Thanksgiving is quite different these days for estranged parents, who feel a deep sense of loss, abandonment, loneliness, and betrayal. Even if there are other children and other family members with whom we share a normal, happy relationship, the estrangement from a child is such a painful soul wound that it can overshadow the enjoyment of the family we do have.
Family. What is it about family that is so overwhelmingly pervasive as a necessary ingredient for a happy, successful life? The problem with this mindset is that we can’t control who our family is, how they behave or how they relate to us. Maybe we have a great relationship with a sibling but not so great with a parent. Or an adult child has addiction issues, a disorder, or has a partner who is difficult. We simply cannot control anyone, family or not.
So, according to the paradigm of spending holidays with family, we must actually have a family. Many people are bereft of family, or they have a family with issues like estrangement. So what can we do?

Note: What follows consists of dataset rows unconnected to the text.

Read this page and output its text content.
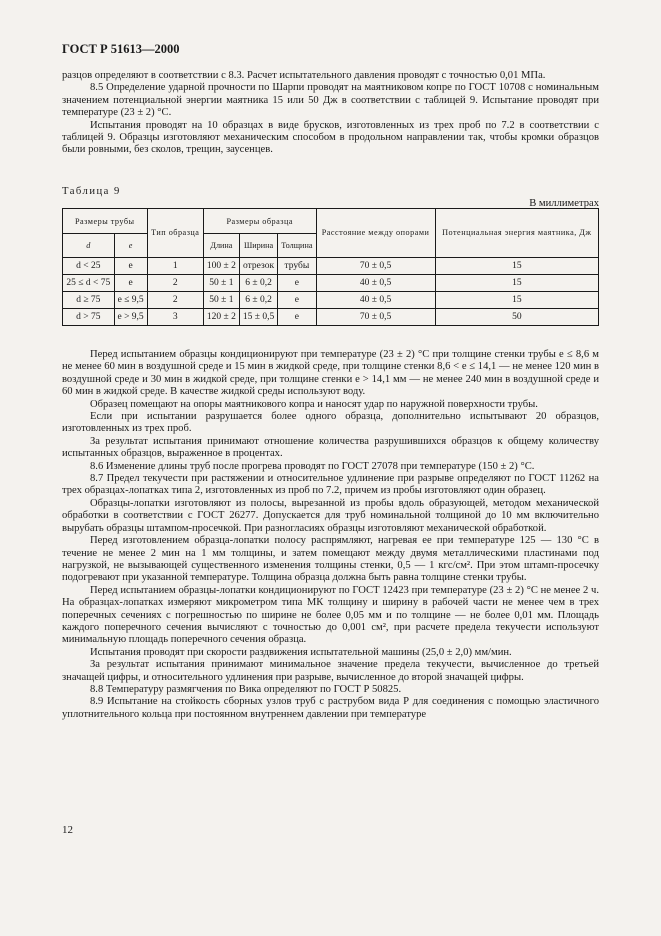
ГОСТ Р 51613—2000

разцов определяют в соответствии с 8.3. Расчет испытательного давления проводят с точностью 0,01 МПа.

8.5 Определение ударной прочности по Шарпи проводят на маятниковом копре по ГОСТ 10708 с номинальным значением потенциальной энергии маятника 15 или 50 Дж в соответствии с таблицей 9. Испытание проводят при температуре (23 ± 2) °С.

Испытания проводят на 10 образцах в виде брусков, изготовленных из трех проб по 7.2 в соответствии с таблицей 9. Образцы изготовляют механическим способом в продольном направлении так, чтобы кромки образцов были ровными, без сколов, трещин, заусенцев.

Таблица 9
В миллиметрах
Размеры трубы		Тип образца	Размеры образца			Расстояние между опорами	Потенциальная энергия маятника, Дж
d	e		Длина	Ширина	Толщина		
d < 25	e	1	100 ± 2	отрезок	трубы	70 ± 0,5	15
25 ≤ d < 75	e	2	50 ± 1	6 ± 0,2	e	40 ± 0,5	15
d ≥ 75	e ≤ 9,5	2	50 ± 1	6 ± 0,2	e	40 ± 0,5	15
d > 75	e > 9,5	3	120 ± 2	15 ± 0,5	e	70 ± 0,5	50

Перед испытанием образцы кондиционируют при температуре (23 ± 2) °С при толщине стенки трубы e ≤ 8,6 м не менее 60 мин в воздушной среде и 15 мин в жидкой среде, при толщине стенки 8,6 < e ≤ 14,1 — не менее 120 мин в воздушной среде и 30 мин в жидкой среде, при толщине стенки e > 14,1 мм — не менее 240 мин в воздушной среде и 60 мин в жидкой среде. В качестве жидкой среды используют воду.

Образец помещают на опоры маятникового копра и наносят удар по наружной поверхности трубы.

Если при испытании разрушается более одного образца, дополнительно испытывают 20 образцов, изготовленных из трех проб.

За результат испытания принимают отношение количества разрушившихся образцов к общему количеству испытанных образцов, выраженное в процентах.

8.6 Изменение длины труб после прогрева проводят по ГОСТ 27078 при температуре (150 ± 2) °С.

8.7 Предел текучести при растяжении и относительное удлинение при разрыве определяют по ГОСТ 11262 на трех образцах-лопатках типа 2, изготовленных из проб по 7.2, причем из пробы изготовляют один образец.

Образцы-лопатки изготовляют из полосы, вырезанной из пробы вдоль образующей, методом механической обработки в соответствии с ГОСТ 26277. Допускается для труб номинальной толщиной до 10 мм включительно вырубать образцы штампом-просечкой. При разногласиях образцы изготовляют механической обработкой.

Перед изготовлением образца-лопатки полосу распрямляют, нагревая ее при температуре 125 — 130 °С в течение не менее 2 мин на 1 мм толщины, и затем помещают между двумя металлическими пластинами под нагрузкой, не вызывающей существенного изменения толщины стенки, 0,5 — 1 кгс/см². При этом штамп-просечку подогревают при указанной температуре. Толщина образца должна быть равна толщине стенки трубы.

Перед испытанием образцы-лопатки кондиционируют по ГОСТ 12423 при температуре (23 ± 2) °С не менее 2 ч. На образцах-лопатках измеряют микрометром типа МК толщину и ширину в рабочей части не менее чем в трех поперечных сечениях с погрешностью по ширине не более 0,05 мм и по толщине — не более 0,01 мм. Площадь каждого поперечного сечения вычисляют с точностью до 0,001 см², при расчете предела текучести используют минимальную площадь поперечного сечения образца.

Испытания проводят при скорости раздвижения испытательной машины (25,0 ± 2,0) мм/мин.

За результат испытания принимают минимальное значение предела текучести, вычисленное до третьей значащей цифры, и относительного удлинения при разрыве, вычисленное до второй значащей цифры.

8.8 Температуру размягчения по Вика определяют по ГОСТ Р 50825.

8.9 Испытание на стойкость сборных узлов труб с раструбом вида Р для соединения с помощью эластичного уплотнительного кольца при постоянном внутреннем давлении при температуре

12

This year, I will continue to acknowledge all that I’m grateful for. It will look quite different from past lists, because it won’t focus on family. I simply can’t do that because my family has hurt me too much and for too long. So, here’s my list, revised to fit my current circumstances:
I am grateful for music, dance, books, art. I am grateful for the autumn leaves raining down from the trees, drifting sideways, dancing across my window. I am grateful that I’m still standing, stronger than ever. I am grateful that I’ve learned to let go. I’m grateful that my broken heart is still beating, and healing more each day. I’m grateful that I still giggle, that I still cry when I witness new life, that I still wait in my car to hear the end of a song I like. I’m grateful that I’ve grown kinder and more patient. I’m grateful for the lesson of detachment, because grasping only makes things worse. I’m grateful for peace and for the quiet that fills me up. I’m grateful for the deep understanding that people come and go, that there is no permanence, that I can’t let my happiness be dependent upon what someone does or doesn’t do. I’m grateful for my life, for love, for that quiet voice within me that says, “I won’t give up. I’m willing to see and to do things differently. Everyday, I choose to rise up and begin again.”
This year, Thanksgiving will be an inside job. And I’m grateful for that.